North Atlantic right whales, the most endangered mammal on the planet, were once a regular attraction here in the Rhode Island.
“In February 1828, ‘a Right Whale forty four feet long, and rated at about seventy barrels of oil, was killed in the waters off Providence, R.I., after having been seen for several days ‘sporting in our river’,'” wrote URI Oceanography professor and right whale expert Bob Kenney wrote in the 2010 Ocean Special Area Management Plan.
These massive marine mammals – they can be 50 feet long and more than half that wide – still travel our waters on their annual spring migration from Florida to the Cape Cod Sound. In 2011 57 were spotted in Rhode Island Sound. And in 2010, 98 were noticed here. That’s approximately one-fifth of the remaining population. An endangered species, there are said to be fewer than 500 left in existence.
“Potential impacts on right whiles must be considered for all construction activities or on going operations for any alternative energy development,” wrote Kenney in the 2010 Ocean SAMP.
And so yesterday Deepwater Wind announced that it would add extra precautions as it studies these waters for the first ever large-scale offshore wind farm in the United States.
“We could plow forward with plans and fight it out at the end,” said Deepwater Wind CEO Jeff Grybowski, “or you can decide to embrace solutions constructively.” He said the concessions will cost his company “several hundred thousand dollars.”
The agreement, signed with the Conservation Law Foundation and applicable only to the planning phase of the project, says Deepwater won’t construct weather towers in the spring when whales are likely to be in the vicinity. It also requires the company to employ year-round “real-time human monitoring for whale activity in the site area,” according to a press release.

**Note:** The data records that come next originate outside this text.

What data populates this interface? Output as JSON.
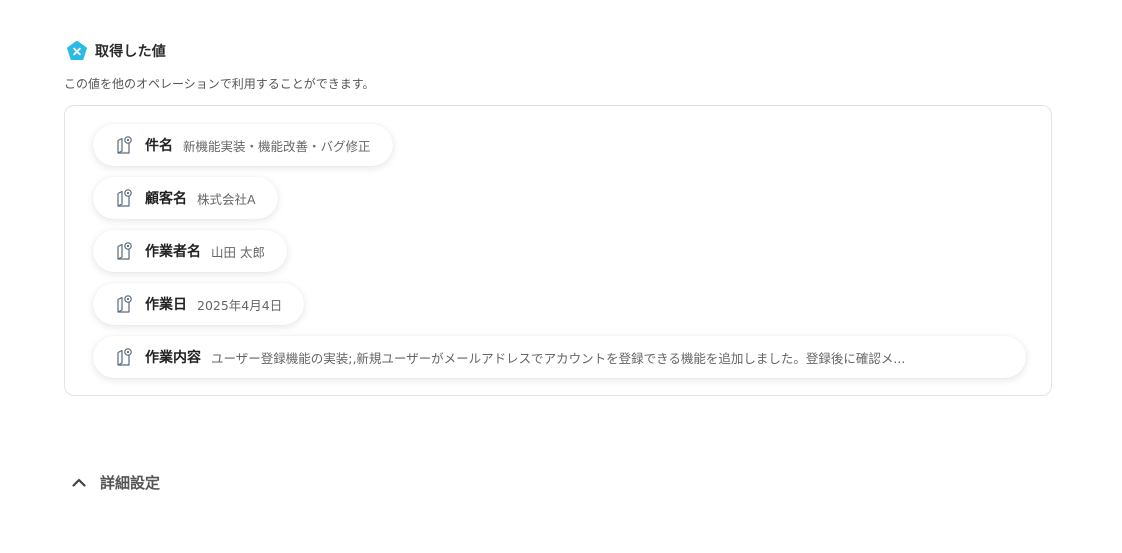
{
  "header": {
    "title": "取得した値",
    "icon": "x-badge-icon",
    "accent": "#2bb9e6"
  },
  "description": "この値を他のオペレーションで利用することができます。",
  "fields": [
    {
      "key": "件名",
      "value": "新機能実装・機能改善・バグ修正",
      "icon": "document-link-icon"
    },
    {
      "key": "顧客名",
      "value": "株式会社A",
      "icon": "document-link-icon"
    },
    {
      "key": "作業者名",
      "value": "山田 太郎",
      "icon": "document-link-icon"
    },
    {
      "key": "作業日",
      "value": "2025年4月4日",
      "icon": "document-link-icon"
    },
    {
      "key": "作業内容",
      "value": "ユーザー登録機能の実装;,新規ユーザーがメールアドレスでアカウントを登録できる機能を追加しました。登録後に確認メ...",
      "icon": "document-link-icon"
    }
  ],
  "advanced": {
    "label": "詳細設定",
    "icon": "chevron-up-icon"
  }
}
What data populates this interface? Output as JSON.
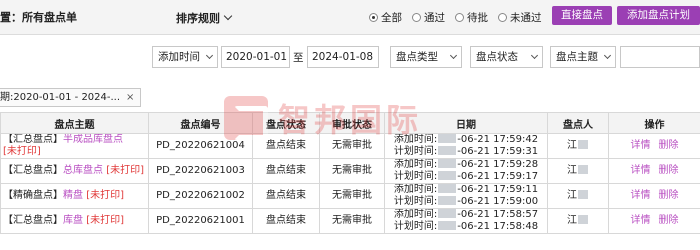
{
  "header": {
    "title": "置：所有盘点单",
    "sort_label": "排序规则",
    "radios": [
      {
        "label": "全部",
        "checked": true
      },
      {
        "label": "通过",
        "checked": false
      },
      {
        "label": "待批",
        "checked": false
      },
      {
        "label": "未通过",
        "checked": false
      }
    ],
    "buttons": {
      "direct": "直接盘点",
      "add_plan": "添加盘点计划"
    },
    "accent_color": "#9b3fb4"
  },
  "filters": {
    "time_type": "添加时间",
    "date_from": "2020-01-01",
    "to_label": "至",
    "date_to": "2024-01-08",
    "stock_type": "盘点类型",
    "stock_status": "盘点状态",
    "stock_theme": "盘点主题",
    "search_value": ""
  },
  "chip": {
    "label": "期:2020-01-01 - 2024-...",
    "close": "×"
  },
  "table": {
    "headers": [
      "盘点主题",
      "盘点编号",
      "盘点状态",
      "审批状态",
      "日期",
      "盘点人",
      "操作"
    ],
    "rows": [
      {
        "type": "【汇总盘点】",
        "theme": "半成品库盘点",
        "print": "[未打印]",
        "code": "PD_20220621004",
        "status": "盘点结束",
        "approval": "无需审批",
        "added": "-06-21 17:59:42",
        "planned": "-06-21 17:59:31",
        "person": "江"
      },
      {
        "type": "【汇总盘点】",
        "theme": "总库盘点",
        "print": "[未打印]",
        "code": "PD_20220621003",
        "status": "盘点结束",
        "approval": "无需审批",
        "added": "-06-21 17:59:28",
        "planned": "-06-21 17:59:17",
        "person": "江"
      },
      {
        "type": "【精确盘点】",
        "theme": "精盘",
        "print": "[未打印]",
        "code": "PD_20220621002",
        "status": "盘点结束",
        "approval": "无需审批",
        "added": "-06-21 17:59:11",
        "planned": "-06-21 17:59:00",
        "person": "江"
      },
      {
        "type": "【汇总盘点】",
        "theme": "库盘",
        "print": "[未打印]",
        "code": "PD_20220621001",
        "status": "盘点结束",
        "approval": "无需审批",
        "added": "-06-21 17:58:57",
        "planned": "-06-21 17:58:48",
        "person": "江"
      }
    ],
    "date_labels": {
      "added": "添加时间:",
      "planned": "计划时间:"
    },
    "actions": {
      "detail": "详情",
      "delete": "删除"
    }
  },
  "watermark": {
    "text": "智邦国际"
  }
}
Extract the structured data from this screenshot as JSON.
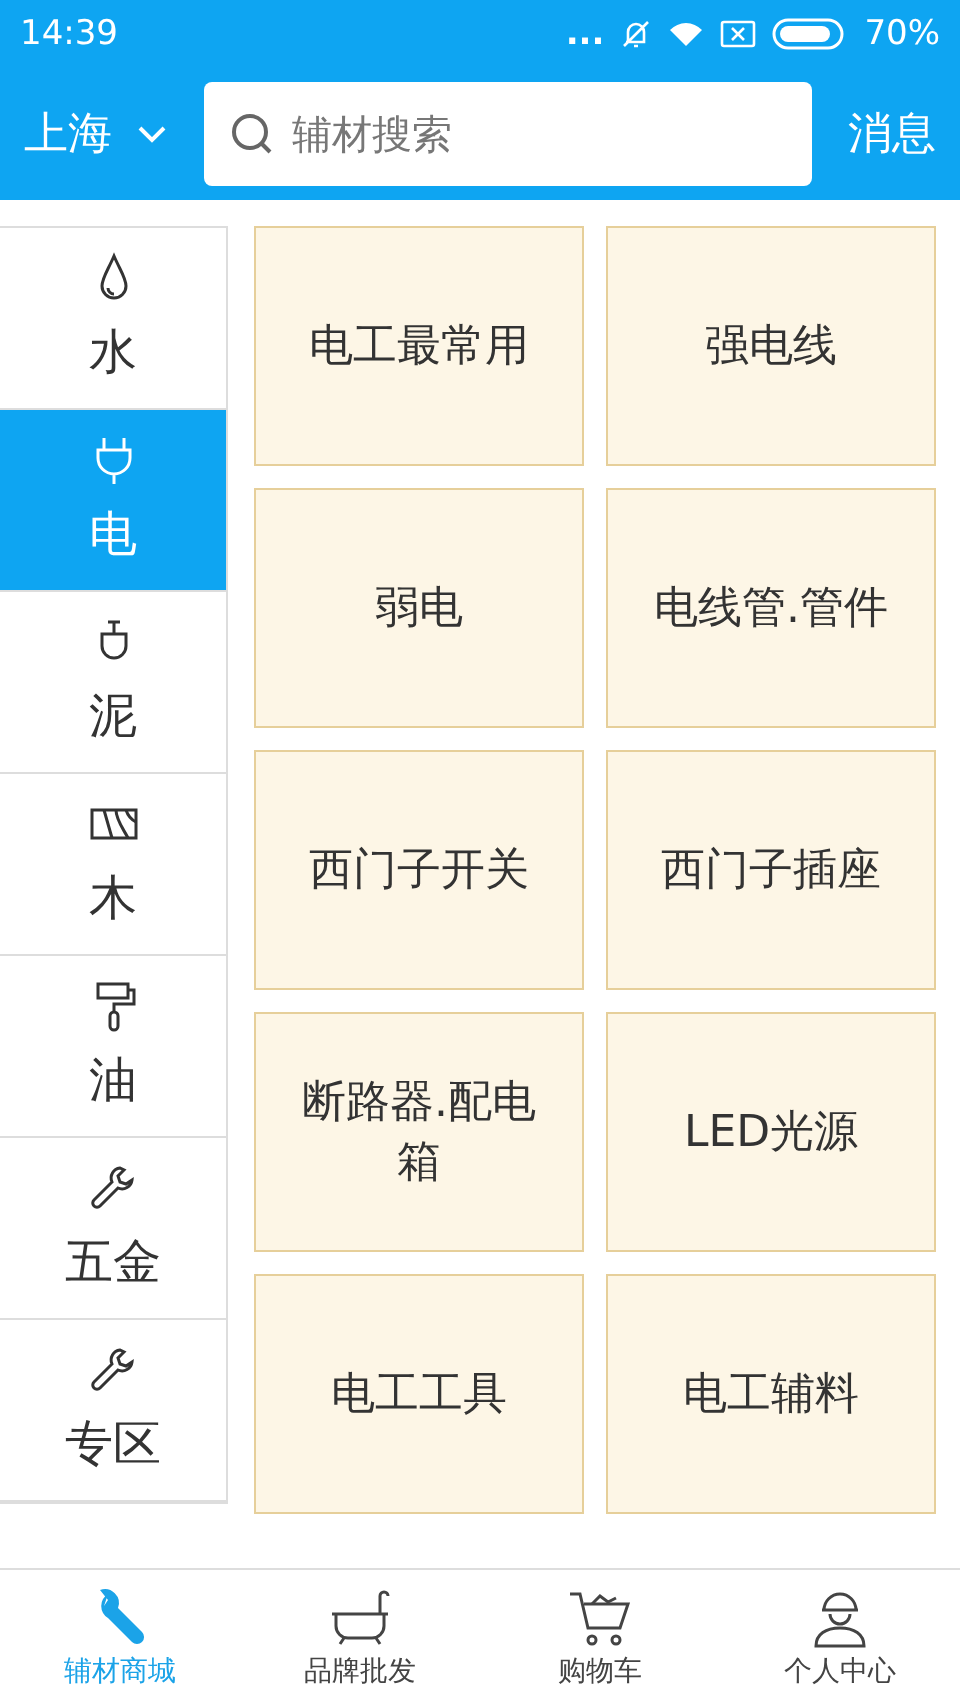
{
  "status_bar": {
    "time": "14:39",
    "dots": "...",
    "battery": "70%"
  },
  "header": {
    "city": "上海",
    "search": {
      "placeholder": "辅材搜索"
    },
    "messages": "消息"
  },
  "categories": [
    {
      "label": "水",
      "selected": false
    },
    {
      "label": "电",
      "selected": true
    },
    {
      "label": "泥",
      "selected": false
    },
    {
      "label": "木",
      "selected": false
    },
    {
      "label": "油",
      "selected": false
    },
    {
      "label": "五金",
      "selected": false
    },
    {
      "label": "专区",
      "selected": false
    }
  ],
  "subcategories": [
    "电工最常用",
    "强电线",
    "弱电",
    "电线管.管件",
    "西门子开关",
    "西门子插座",
    "断路器.配电箱",
    "LED光源",
    "电工工具",
    "电工辅料"
  ],
  "tab_bar": [
    {
      "label": "辅材商城",
      "selected": true
    },
    {
      "label": "品牌批发",
      "selected": false
    },
    {
      "label": "购物车",
      "selected": false
    },
    {
      "label": "个人中心",
      "selected": false
    }
  ]
}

This could potentially be good news for John Lang, skipper of the MV Ocean State, a 36-foot center console boat he uses to search for entangled or otherwise distressed whales in the waters of Rhode Island. To his knowledge, he’s the only one actively looking for whales in these waters. Check out his Facebook page here.
“If I could afford to go out every day, I’d find an entangled whale,” he told me as we motored out of Narragansett Bay Thursday. He can’t afford to go everyday, as it can cost him upwards of $1,000 a trip in fuel.
We were planning to “run the trap lines,” or check the network of lobster traps and gill nets used for commercial fishing that can entangle whales and other marine mammals. “There are strings of them, for miles and miles.” His routine is to look anywhere from 20 miles south of Block Island to just east of Nantucket.
Lang says whales frequently become entangled in fishing gear, and research shows it is a major cause of unnatural whale death. In 1995, an entangled right whale washed up dead on Second Beach in Middletown, and in 2000 an entangled right whale was found floating dead off Block Island.
In other states, networks of volunteers and scientists monitor offshore waters for entangled whales. Lang thinks the only reason entangled whales are being spotted off Rhode Island is because no one is looking.
A wildlife cinematographer by profession who earlier studied the spotted owl, Lang sailed solo from Miami to the Ocean State four years ago and decided to stay. Last year, he decided to help protect whales while he’s here.
“I can drive a boat and I’ve always worked with endangered species,” he said. “That’s the core of the mission. If I get an email from the network, there’s a good chance I can find that whale and wait with that whale until the recovery team comes. Nobody else as far as I know would be ready to go in a moment’s notice in a boat that can go 50 here in Narragansett Bay.”
He has yet to see a whale, but for the time being he’s willing to invest his own money in looking.
“I’m gonna have to be patient,” he said. “It might take a year or two, it might take two or three years. But at some point, though, we will, we will get our whale.”